Stovall’s hydration consists of water, energy drinks and tea.
DeMarco, who lugs around a gallon jug of water wherever she goes, says she drinks up to two gallons of water each day and eats lots of fruits and vegetables that have a high water content.
She also drinks freshly squeezed lemon juice with warm water in the morning and takes magnesium supplements at night.
“Lemons have a very concentrated amount of Vitamin C that your body can absorb effectively in warm water,” she says.
Vitamin C has been shown to have benefits for skin, bones, tissues and more, and some studies have shown that it can lessen the duration of colds. Magnesium affects muscle and nerve function, and energy production.
Staying well hydrated is part of overall health, not just cold and flu prevention.
DeMarco says that along with hydration, food preparation and planning become extra important during the holiday season, with all of its parties and their less-than-stellar nutritional offerings.
“Sticking with good habits even during the holidays makes you feel really good,” says DeMarco, who adds that she usually eats six small meals a day. “Yes, it can be challenging to ‘be good,’ but it’s worth it.”
• Keep your distance.
The ideal situation would be for sneezing, coughing or possibly feverish people to stay home from work and the gym to avoid infecting others. But this isn’t something a personal trainer (or, outside the gym, a cubicle mate or restaurant customer) might feel comfortable saying. So if a client is sneezing and coughing, DeMarco says she will politely step back a little.
“I don’t hesitate to put a little bit of space between them and me,” she says. “You have to do what you can to avoid immediate exposure.”
Good sleep is part of an overall healthful lifestyle, but it is especially important when the body is surrounded by germs waiting and wanting to spread, according to the U.S. Department of Health and Human Services.
DeMarco says she logs eight to nine hours every night. Adrienne Penebre, a yoga instructor at Results gym on Capitol Hill in Washington who also has a business helping people with mobility and movement issues, gets at least nine hours a night.
“Getting enough sleep is key for me — particularly in the winter,” Penebre says. “In fact, during the holidays, if I eat a lot of sugar and don’t get enough sleep, I know I will get sick.”Everybody is busy, and in the world of fitness trainers, client cancellations are part of the job during the holiday season. These cancellations can be a great time to focus on or even ramp up one’s own exercise routine, DeMarco says. The rest of us have to carve out our own gym time.
“It’s colder, it’s darker, and naturally the body wants to eat more and sleep more,” DeMarco says. “But I think it is extra important at this time to be consistent with your workouts and your eating habits — both for your body and for your mind.”
Penebre says she tries to spend an hour outside every day.

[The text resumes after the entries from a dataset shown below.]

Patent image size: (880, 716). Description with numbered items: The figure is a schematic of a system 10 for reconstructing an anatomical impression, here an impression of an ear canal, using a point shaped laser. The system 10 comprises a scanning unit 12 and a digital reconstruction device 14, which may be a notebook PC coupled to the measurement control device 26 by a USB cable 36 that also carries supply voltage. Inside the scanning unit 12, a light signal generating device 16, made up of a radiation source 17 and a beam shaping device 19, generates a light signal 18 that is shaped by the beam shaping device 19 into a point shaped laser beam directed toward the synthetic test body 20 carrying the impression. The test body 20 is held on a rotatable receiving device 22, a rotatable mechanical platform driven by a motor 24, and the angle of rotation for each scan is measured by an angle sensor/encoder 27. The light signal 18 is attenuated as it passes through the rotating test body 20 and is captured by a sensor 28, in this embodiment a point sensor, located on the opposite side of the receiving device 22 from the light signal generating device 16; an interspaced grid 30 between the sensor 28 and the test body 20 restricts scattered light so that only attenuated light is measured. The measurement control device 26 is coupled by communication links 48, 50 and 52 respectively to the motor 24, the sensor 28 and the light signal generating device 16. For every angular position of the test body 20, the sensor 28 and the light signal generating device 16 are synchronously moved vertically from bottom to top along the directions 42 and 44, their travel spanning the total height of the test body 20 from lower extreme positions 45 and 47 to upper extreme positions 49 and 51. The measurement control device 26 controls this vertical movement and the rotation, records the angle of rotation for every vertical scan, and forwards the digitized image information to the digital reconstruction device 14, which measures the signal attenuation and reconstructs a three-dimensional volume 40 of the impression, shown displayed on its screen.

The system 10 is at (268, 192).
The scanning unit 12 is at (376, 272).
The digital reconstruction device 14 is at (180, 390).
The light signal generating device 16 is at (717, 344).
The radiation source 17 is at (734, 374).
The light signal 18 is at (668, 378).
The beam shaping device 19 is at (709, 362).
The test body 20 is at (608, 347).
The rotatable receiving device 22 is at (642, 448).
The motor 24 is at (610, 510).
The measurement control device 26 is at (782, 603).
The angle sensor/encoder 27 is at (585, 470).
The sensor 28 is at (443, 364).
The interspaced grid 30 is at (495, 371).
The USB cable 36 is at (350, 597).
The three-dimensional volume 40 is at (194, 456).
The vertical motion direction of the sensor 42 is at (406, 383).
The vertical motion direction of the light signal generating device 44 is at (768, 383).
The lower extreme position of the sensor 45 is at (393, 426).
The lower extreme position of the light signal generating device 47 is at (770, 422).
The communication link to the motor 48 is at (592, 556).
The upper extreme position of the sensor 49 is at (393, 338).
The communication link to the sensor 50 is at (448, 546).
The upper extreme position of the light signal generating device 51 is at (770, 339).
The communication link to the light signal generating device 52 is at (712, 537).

“Walking through the winter and getting that daylight and air every day is important,” she says. “It definitely improves my mood. It helps feed my thinking in a positive way.”
She also limits the news feed, and instead centers her mind and body with daily walks, yoga and gratitude meditation.
“I look at what I am grateful for in the past 24 hours, and it makes me feel good,” she says.
Stovall says her personal prevention method is really a frame of mind: “I stay positive and truly believe that the water I drink will drive out the toxins, that the daily vitamins I take will help protect me,” she says.
She might not be far off. Studies have shown ties between a person’s emotional state and immune function. Something that also doesn’t hurt? She makes sure she gets her yearly flu shot.